Digitale Technik im Kreuzfeuer

TechnikDiskussionen über technologische Möglichkeiten und Machbarkeiten häufen sich. Manche zeichnen Horrorvisionen bei gewissen Entwicklungen auf. Und dennoch sind sie nicht zu stoppen…

Vor zwei Jahrzehnten war es kaum denkbar, dass sich einige Jahre später Jugendliche und Erwachsene nur noch via Smartphone unterhalten. Dass ein einziges Gerät soviel Zeit unseres Lebens beanspruchen würde, hielt man für einen indiskutablen Zustand, hätte man ihn kommen sehen. Als sie dann da waren, diese Dinger und immer raffinierter wurden, brannte sich das Bild langsam, schleichend und unaufhaltsam in der Gesellschaft ein. Die Macht der Gewohnheit, die zunächst alles Neue verdammt und wenn es sich doch erst einmal etabliert hat, vergöttert, ist ein typisches Merkmal der menschlichen Natur… 

Und nun sind sie eben da.

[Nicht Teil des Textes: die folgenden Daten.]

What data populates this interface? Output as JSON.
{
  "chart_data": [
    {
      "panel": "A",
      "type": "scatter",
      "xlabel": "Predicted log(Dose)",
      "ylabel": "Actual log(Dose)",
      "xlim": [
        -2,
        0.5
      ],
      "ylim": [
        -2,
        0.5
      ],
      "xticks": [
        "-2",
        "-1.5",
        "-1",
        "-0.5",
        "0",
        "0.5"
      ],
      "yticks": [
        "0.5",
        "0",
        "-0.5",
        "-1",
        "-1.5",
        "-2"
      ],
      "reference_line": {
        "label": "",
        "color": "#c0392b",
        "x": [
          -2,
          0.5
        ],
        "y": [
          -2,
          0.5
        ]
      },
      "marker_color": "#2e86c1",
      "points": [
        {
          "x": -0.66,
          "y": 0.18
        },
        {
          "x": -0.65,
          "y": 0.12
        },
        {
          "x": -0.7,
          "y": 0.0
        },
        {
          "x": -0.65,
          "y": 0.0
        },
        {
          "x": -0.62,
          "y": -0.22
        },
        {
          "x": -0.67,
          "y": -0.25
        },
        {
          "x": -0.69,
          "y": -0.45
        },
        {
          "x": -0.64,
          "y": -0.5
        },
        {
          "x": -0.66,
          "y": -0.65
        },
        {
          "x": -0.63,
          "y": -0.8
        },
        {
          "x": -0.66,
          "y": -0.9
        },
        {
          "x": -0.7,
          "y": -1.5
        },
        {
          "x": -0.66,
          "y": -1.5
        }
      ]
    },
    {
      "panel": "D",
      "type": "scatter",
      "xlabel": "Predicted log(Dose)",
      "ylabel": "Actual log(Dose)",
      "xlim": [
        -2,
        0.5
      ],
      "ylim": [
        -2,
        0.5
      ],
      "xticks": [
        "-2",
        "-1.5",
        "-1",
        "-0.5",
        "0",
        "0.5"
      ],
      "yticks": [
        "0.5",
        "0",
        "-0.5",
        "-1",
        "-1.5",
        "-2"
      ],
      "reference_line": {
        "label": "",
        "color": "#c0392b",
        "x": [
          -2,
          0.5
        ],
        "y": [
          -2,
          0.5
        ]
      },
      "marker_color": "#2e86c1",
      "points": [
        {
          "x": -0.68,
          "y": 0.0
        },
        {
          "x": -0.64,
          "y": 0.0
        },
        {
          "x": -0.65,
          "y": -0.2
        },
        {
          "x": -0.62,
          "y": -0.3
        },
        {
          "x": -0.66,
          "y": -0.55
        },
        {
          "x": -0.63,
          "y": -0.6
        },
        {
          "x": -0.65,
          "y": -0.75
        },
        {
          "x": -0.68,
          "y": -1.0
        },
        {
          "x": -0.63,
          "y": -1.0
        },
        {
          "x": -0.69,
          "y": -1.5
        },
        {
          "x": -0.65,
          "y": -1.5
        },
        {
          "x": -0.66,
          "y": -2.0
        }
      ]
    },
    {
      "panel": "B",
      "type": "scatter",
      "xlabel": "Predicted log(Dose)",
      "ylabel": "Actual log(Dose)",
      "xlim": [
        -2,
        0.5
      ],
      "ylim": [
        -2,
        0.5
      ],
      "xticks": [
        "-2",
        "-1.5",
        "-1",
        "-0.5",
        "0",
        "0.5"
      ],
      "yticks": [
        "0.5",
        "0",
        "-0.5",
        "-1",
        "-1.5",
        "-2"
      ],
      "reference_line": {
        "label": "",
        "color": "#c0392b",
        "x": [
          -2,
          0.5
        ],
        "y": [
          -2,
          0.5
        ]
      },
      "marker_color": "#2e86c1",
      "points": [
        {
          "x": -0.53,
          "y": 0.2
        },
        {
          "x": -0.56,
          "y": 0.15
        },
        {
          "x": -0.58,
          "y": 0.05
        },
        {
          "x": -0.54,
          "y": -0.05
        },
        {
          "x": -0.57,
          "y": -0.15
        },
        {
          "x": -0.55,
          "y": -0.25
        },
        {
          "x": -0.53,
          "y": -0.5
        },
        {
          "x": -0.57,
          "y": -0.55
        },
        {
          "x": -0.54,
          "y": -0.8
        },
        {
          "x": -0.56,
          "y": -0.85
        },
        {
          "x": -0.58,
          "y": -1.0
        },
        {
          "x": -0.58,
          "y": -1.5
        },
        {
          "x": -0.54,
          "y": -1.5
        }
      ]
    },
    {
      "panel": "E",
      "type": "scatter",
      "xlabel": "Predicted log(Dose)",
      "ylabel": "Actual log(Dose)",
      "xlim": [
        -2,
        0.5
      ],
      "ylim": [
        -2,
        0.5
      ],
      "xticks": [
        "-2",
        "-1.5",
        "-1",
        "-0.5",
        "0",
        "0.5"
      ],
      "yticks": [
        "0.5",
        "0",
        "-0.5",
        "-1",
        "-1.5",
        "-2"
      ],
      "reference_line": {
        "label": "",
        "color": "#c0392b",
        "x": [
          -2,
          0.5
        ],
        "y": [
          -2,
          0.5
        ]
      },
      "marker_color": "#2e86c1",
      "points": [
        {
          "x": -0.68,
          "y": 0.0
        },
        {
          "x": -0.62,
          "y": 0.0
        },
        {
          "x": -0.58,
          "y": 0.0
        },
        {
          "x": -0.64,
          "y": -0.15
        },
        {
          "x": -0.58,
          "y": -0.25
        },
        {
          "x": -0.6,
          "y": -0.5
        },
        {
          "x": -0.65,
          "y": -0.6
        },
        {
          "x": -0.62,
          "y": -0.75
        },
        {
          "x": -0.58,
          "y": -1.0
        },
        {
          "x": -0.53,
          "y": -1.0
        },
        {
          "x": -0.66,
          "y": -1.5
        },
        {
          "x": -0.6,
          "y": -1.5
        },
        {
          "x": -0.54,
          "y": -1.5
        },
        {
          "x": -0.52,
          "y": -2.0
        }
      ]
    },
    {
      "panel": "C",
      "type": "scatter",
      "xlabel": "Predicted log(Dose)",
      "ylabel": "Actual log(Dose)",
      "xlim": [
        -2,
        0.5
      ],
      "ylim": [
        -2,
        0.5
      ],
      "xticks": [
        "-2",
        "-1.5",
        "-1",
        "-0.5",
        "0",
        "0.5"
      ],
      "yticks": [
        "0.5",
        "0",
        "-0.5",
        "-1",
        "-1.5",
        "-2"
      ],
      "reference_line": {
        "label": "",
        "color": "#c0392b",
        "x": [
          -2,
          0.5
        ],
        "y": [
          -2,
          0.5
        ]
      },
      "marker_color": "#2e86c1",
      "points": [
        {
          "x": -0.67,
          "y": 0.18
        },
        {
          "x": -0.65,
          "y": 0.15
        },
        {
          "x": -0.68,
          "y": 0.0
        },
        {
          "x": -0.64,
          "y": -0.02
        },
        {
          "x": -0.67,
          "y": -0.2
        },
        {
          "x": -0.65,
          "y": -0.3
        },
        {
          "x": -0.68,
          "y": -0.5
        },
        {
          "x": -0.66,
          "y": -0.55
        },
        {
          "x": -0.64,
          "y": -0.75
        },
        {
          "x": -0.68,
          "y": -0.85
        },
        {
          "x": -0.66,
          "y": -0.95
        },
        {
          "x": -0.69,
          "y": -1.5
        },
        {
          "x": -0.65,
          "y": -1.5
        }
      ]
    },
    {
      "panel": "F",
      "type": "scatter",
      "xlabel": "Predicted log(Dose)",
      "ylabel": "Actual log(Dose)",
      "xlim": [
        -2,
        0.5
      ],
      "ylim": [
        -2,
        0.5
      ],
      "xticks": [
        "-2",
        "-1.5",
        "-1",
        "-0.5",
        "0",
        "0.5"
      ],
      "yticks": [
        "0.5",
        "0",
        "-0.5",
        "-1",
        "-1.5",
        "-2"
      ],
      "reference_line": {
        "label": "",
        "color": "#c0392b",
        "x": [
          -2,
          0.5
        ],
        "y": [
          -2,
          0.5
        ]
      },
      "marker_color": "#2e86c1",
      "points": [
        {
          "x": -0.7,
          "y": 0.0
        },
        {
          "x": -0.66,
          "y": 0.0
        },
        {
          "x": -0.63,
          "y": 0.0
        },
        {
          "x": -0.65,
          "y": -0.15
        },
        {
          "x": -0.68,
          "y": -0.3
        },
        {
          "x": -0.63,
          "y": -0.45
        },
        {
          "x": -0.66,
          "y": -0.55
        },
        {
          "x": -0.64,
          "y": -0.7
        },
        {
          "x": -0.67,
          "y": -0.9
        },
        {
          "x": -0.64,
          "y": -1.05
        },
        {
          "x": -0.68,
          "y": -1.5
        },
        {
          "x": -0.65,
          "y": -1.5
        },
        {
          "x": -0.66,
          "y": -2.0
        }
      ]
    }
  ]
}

Man sieht sie überall und auch Oma zockt schon ganz gewandt an ihrem iPhone, um sich mit den Enkeln überhaupt noch unterhalten zu können. Wer dies nicht tut, wird gnadenlos isoliert. Heute gilt sie noch als fortschrittlich und aufgeschlossen, diese Oma, morgen ist auch dies Alltag geworden, wenn die Jüngeren unter ihnen ins Alter gekommen sind. Genauso wie in der Anfangsphase der smarten Phones, so werden jetzt deren Nutzbarkeiten und Möglichkeiten ausgedehnt. Stichwort: das Handy als Zahlungsmittel und vieles mehr. Viele, auch junge Leute, sträuben sich noch dagegen. Auch sie sind sich die haptischen Gefühle der greifbaren Moneten noch gewohnt. Das nostalgische Sparschwein aus den Jugendjahren ist bei den meistens noch absolut präsent. Man verliere den Bezug zum Geld, überfordere sein Budget maßlos und habe zudem gewaltige Sicherheitsprobleme, so noch der allgemeine Tenor… noch…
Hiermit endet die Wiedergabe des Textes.